French Jewish partisans were active in all the various French Resistance groups, and many held leadership roles. Jews made up ninety percent of the First Detachment of the Communist FTP-MOI (Free-Shooters and Partisans 'Immigrant Movement'), and nearly 100 percent of the Second Detachment. Despite severe shortages of weapons, FTP-MOI attacks increased with time. In 1943, ever more daring and frequent attacks were made against the Germans, at the rate of 15 per month. These French Jewish partisan units executed hundreds of bombings and attacks on German strongholds and Nazi officials.
France had many all-Jewish partisan units as well. The Armée Juive (the Jewish Army) attacked German military trucks and trains, and carried out missions of sabotage.

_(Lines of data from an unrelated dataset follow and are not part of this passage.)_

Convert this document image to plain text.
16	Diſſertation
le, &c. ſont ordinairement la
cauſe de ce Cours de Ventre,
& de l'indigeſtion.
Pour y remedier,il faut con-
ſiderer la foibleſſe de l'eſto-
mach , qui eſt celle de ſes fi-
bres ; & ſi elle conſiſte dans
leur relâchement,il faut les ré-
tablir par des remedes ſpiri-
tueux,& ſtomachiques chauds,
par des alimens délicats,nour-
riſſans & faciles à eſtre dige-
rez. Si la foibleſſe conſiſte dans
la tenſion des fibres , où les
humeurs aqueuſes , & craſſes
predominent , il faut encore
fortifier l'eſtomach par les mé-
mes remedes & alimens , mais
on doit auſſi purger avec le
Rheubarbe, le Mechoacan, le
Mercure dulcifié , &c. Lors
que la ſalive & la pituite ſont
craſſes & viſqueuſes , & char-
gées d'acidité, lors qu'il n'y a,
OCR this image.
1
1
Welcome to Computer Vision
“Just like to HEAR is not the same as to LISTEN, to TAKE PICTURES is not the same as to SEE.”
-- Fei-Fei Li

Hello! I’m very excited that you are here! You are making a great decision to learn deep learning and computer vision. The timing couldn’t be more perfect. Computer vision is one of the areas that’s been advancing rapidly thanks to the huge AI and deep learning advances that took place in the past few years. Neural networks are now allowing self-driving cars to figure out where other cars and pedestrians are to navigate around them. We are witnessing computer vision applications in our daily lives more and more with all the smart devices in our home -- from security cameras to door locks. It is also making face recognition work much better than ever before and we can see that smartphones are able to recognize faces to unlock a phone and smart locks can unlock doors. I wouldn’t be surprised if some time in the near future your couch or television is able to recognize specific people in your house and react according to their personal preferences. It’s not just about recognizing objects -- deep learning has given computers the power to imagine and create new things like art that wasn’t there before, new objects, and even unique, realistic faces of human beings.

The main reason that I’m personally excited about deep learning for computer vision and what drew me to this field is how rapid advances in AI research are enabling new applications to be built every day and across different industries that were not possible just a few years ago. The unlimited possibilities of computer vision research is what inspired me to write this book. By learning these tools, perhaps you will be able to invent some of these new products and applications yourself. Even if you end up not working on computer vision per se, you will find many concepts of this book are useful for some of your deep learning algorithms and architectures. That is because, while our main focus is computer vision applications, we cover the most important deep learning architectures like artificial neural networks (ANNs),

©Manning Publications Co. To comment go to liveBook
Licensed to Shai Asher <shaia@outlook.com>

Many of these fighters were dedicated Zionists, but the Armée Juive opened its ranks to all fighting French. However, the Jews fighting in these units were inspired to resist by their Jewish heritage. As Armée Juive military chief Jacque Lazarus remembers, "Hunted as Jews, we wanted to show the enemy that it was as Jews that we fought."
In 1944, a consolidated Jewish partisan force known as the Organisation Juive de Combat (Jewish Fighting Organization) or OJC, cooperated in a campaign against the retreating German army, and participated in the liberation of Paris, Lyon, Toulouse, Grenoble and Nice. The OJC's greatest success was the capture of a German train loaded with soldiers, food, weapons and ammunition. The Jewish partisans, all wearing Star of David armbands, triumphantly informed the terrified German prisoners, "Ich bin Jude" (I am a Jew).